Mohon tunggu...
Chazali H Situmorang
Chazali H Situmorang Mohon Tunggu... Apoteker - Mantan Ketua DJSN 2011-2015.

Mantan Ketua DJSN 2011-2015. Dosen Kebijakan Publik FISIP UNAS; Direktur Social Security Development Institute, Ketua Dewan Pakar Lembaga Anti Fraud Asuransi Indonesia (LAFAI).

Selanjutnya

Tutup

Hukum Pilihan

Korban Banjir, Silakan Menggugat

15 Januari 2020   00:09 Diperbarui: 15 Januari 2020   00:08 112
+
Laporkan Konten
Laporkan Akun
Kompasiana adalah platform blog. Konten ini menjadi tanggung jawab bloger dan tidak mewakili pandangan redaksi Kompas.
Lihat foto
Hukum. Sumber ilustrasi: FREEPIK/Freepik

Sejak banjir besar yang melanda Jakarta, Bogor, Depok, Tangerang dan Bekasi 1 Januari 2020, karena hujan yang terus menerus menyambut Tahun Baru 1 Januari 2020, menimbulkan banyak korban jiwa dan harta benda.

Mobil begitu saja kita lihat berenang dibawa air banjir, terhempas saling himpit, dan meninggalkan sisa lumpur yang cukup tebal, di rumah maupun di jalan dan di semua sudut beberapa lokasi yang menjadi target serangan banjir.

Banjir kali ini, tidak memilih dan memilah daerah elite maupun kumuh, sehingga bukan saja pemerataan pembangunan yang sering menjadi jargon pemerintah, tetapi terjadi secara nyata pemerataan korban banjir.

Pemerataan lainnya, adalah cakupan wilayah banjir berdampak luas, mulai dari wilayah Jawa , Jawa Timur, Jawa Tengah , Jawa Barat, dan Jakarta.

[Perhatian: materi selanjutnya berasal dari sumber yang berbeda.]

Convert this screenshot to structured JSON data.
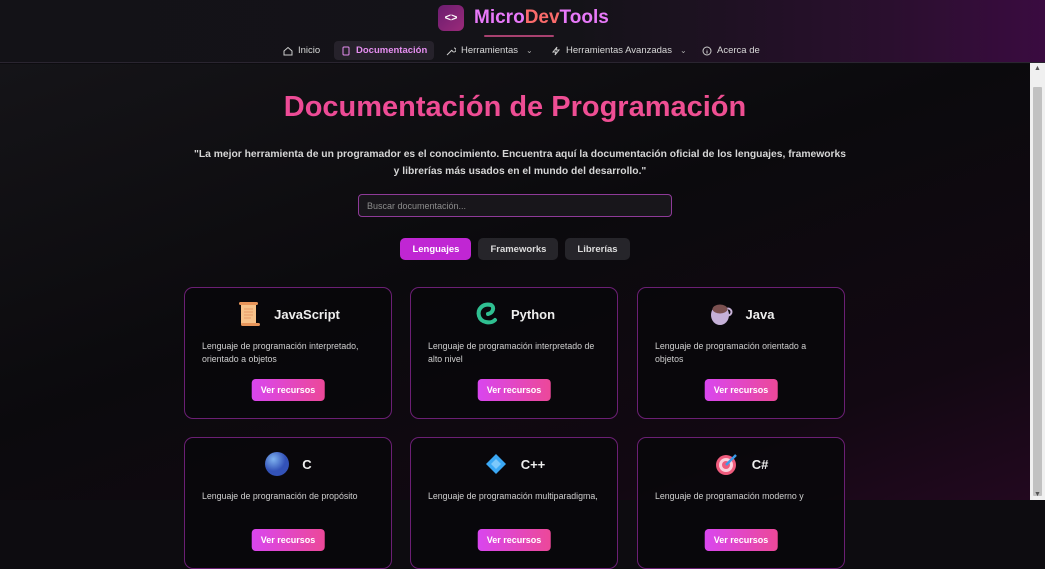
{
  "brand": {
    "prefix": "Micro",
    "middle": "Dev",
    "suffix": "Tools",
    "logo_icon": "code-icon"
  },
  "nav": [
    {
      "label": "Inicio",
      "icon": "home-icon"
    },
    {
      "label": "Documentación",
      "icon": "book-icon",
      "active": true
    },
    {
      "label": "Herramientas",
      "icon": "wrench-icon",
      "dropdown": true
    },
    {
      "label": "Herramientas Avanzadas",
      "icon": "bolt-icon",
      "dropdown": true
    },
    {
      "label": "Acerca de",
      "icon": "info-icon"
    }
  ],
  "page": {
    "title": "Documentación de Programación",
    "quote": "\"La mejor herramienta de un programador es el conocimiento. Encuentra aquí la documentación oficial de los lenguajes, frameworks y librerías más usados en el mundo del desarrollo.\"",
    "search_placeholder": "Buscar documentación..."
  },
  "tabs": [
    {
      "label": "Lenguajes",
      "active": true
    },
    {
      "label": "Frameworks"
    },
    {
      "label": "Librerías"
    }
  ],
  "cards": [
    {
      "name": "JavaScript",
      "desc": "Lenguaje de programación interpretado, orientado a objetos",
      "button": "Ver recursos",
      "icon": "scroll-icon"
    },
    {
      "name": "Python",
      "desc": "Lenguaje de programación interpretado de alto nivel",
      "button": "Ver recursos",
      "icon": "snake-icon"
    },
    {
      "name": "Java",
      "desc": "Lenguaje de programación orientado a objetos",
      "button": "Ver recursos",
      "icon": "coffee-icon"
    },
    {
      "name": "C",
      "desc": "Lenguaje de programación de propósito",
      "button": "Ver recursos",
      "icon": "blue-circle-icon"
    },
    {
      "name": "C++",
      "desc": "Lenguaje de programación multiparadigma,",
      "button": "Ver recursos",
      "icon": "diamond-icon"
    },
    {
      "name": "C#",
      "desc": "Lenguaje de programación moderno y",
      "button": "Ver recursos",
      "icon": "target-icon"
    }
  ]
}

Tetapi menariknya, bagi mereka yang belum ikhlas, Anies menang jadi Gubernur dengan embel-embel alasan karena pilihan agama, suatu ungkapan sentimen keagamaan yang terus dihembuskan sampai dengan saat ini.

Padahal kita tahu, mereka yang memilih Gubernur DKI jakarta itu, cross etnis, cross agama, cross status sosial, sebagai ciri dari Jakarta sebagai kota yang pluralistik.

Yang paling mutakhir adalah soal banjir Jabodetabek saat ini. Yang remuk redam itu adalah Bekasi, tetapi yang dicaci maki, dan harus mundur sebagai Gubernur adalah Gubernur DKI Jakarta.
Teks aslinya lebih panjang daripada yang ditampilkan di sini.